Worrying Increase in ‘Learning Poverty’/ Challenges

  • Many countries including India had to close down schools and colleges and encouraged online classes.
  • School systems are not well-organized: When the child cannot read, it’s usually a clear indication that the school systems are not well-organized to help children learn in other areas such as math, science and humanities.
  • The study quotes that many children globally cannot read proficiently.
    • Over 260 million children do not go to school, further deepening the crisis.
  • Learning Poverty is mainly found in developing countries, including India.
  • According to a report by the World Bank in 2019, 55% of children in the country at late primary age are not able to read correctly.
    • The problem worsened during COVID-19 as observations suggest a 20% increase.
  • Surveys have shown that many students have been forced to withdraw from private schools and enroll in government schools because of decline in household incomes.
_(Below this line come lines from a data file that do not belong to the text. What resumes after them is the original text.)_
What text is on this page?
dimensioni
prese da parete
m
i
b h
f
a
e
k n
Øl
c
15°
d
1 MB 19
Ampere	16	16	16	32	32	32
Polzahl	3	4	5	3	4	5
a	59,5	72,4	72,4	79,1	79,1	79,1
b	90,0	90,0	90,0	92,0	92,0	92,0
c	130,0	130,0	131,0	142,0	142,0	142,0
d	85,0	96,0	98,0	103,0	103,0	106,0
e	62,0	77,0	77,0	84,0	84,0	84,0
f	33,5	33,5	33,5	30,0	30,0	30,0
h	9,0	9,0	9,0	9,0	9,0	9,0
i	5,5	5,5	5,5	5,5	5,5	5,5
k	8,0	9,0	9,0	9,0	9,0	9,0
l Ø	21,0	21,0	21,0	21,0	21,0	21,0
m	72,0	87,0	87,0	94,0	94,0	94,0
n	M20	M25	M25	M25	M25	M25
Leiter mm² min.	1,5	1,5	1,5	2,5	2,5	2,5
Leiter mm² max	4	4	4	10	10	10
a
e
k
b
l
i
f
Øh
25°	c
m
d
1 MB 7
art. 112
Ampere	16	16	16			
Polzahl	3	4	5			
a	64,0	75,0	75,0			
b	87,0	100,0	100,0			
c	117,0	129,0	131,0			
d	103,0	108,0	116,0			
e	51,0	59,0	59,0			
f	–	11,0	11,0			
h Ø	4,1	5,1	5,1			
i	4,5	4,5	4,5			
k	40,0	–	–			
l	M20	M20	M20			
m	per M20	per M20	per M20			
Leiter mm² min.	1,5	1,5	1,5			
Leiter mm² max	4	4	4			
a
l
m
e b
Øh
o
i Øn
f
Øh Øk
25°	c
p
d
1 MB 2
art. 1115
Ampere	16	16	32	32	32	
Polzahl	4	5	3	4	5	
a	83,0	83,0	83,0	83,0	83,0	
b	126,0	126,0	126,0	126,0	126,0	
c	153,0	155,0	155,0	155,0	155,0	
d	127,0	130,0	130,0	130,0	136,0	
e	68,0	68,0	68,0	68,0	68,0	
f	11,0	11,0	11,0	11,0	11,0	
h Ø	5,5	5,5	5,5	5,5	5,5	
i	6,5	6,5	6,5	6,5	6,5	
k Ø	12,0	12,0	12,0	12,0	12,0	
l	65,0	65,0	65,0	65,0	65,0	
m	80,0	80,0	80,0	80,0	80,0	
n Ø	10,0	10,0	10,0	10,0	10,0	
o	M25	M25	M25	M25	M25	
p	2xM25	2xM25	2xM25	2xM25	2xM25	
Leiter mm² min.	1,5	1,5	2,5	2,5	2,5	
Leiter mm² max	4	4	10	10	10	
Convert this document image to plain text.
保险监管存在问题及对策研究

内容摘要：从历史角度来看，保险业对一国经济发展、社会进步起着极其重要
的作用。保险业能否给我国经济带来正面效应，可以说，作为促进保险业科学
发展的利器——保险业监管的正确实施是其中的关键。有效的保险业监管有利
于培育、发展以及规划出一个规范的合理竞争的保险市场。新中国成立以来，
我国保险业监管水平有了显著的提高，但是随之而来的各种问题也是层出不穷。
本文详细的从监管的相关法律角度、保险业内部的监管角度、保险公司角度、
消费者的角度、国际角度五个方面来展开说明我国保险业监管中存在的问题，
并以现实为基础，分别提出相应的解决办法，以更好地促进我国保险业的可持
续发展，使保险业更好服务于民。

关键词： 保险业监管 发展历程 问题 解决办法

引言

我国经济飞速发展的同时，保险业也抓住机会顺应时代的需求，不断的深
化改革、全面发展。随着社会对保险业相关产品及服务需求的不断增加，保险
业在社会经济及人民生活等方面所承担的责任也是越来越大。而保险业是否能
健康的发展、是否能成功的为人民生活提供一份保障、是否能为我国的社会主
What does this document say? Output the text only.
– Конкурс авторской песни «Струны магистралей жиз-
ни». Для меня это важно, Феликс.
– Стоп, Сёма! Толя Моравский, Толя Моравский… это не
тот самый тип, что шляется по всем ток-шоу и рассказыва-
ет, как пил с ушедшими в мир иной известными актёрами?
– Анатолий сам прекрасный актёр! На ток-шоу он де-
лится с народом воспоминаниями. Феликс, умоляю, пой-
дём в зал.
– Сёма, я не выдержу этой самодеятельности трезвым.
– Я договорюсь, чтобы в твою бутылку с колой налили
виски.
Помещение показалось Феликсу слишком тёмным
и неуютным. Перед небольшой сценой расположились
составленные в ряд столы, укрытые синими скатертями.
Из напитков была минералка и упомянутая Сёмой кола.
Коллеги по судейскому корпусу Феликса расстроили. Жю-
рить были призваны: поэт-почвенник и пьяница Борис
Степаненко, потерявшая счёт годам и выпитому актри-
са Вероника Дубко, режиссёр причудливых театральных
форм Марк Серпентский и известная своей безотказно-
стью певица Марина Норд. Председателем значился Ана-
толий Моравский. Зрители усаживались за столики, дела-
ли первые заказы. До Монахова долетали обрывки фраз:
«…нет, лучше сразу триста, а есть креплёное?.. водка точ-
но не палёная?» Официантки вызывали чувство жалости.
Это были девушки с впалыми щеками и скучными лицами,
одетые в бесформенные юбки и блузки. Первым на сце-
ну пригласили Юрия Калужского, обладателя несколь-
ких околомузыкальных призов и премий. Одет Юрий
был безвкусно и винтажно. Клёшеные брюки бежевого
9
But there are vast quality gaps in private and public schools.

Implications

  • If we don’t do something now, this generation will have lower productivity, lower earnings, lower well-being in the future and that is what we need to avoid.

Way forward

  • Reopening of schools: One of the current needs of the hour is the reopening of schools around the country.
    • Most countries by now have done so, but still, some have opened partially.
    • However, the reopening of schools does not automatically mean students are coming back.
  • Convince them to re-enrol: The sudden school closure in 2020 proved to be a significant hurdle in a child’s learning progress.
    • So much so that many of them had to drop out as the closures were prolonged.
    • Therefore, it can be challenging to convince them to re-enrol and start afresh.
  • Focus should be on ramping up catch-up learning and brushing up on the fundamentals so that the children can revise them.
  • The teachers will require a lot of support to group students within the classroom not according to the grade or age, but according to where they are.
  • Investment in education technology: Impact of school closures in India, the need for re-enrolment campaigns, and reassessment of learning levels as schools reopen after a gap of two years and calls for investment in education technology to complement classroom teaching.
  • Digital literacy: The fact that education television and radio came back after being abandoned for many years is a good development. We need such resilient systems because we don’t know what the next natural disaster is going to be.
  • Budgetary allocations: the first line of action is spending the money you have and being impactful and efficient in spending that.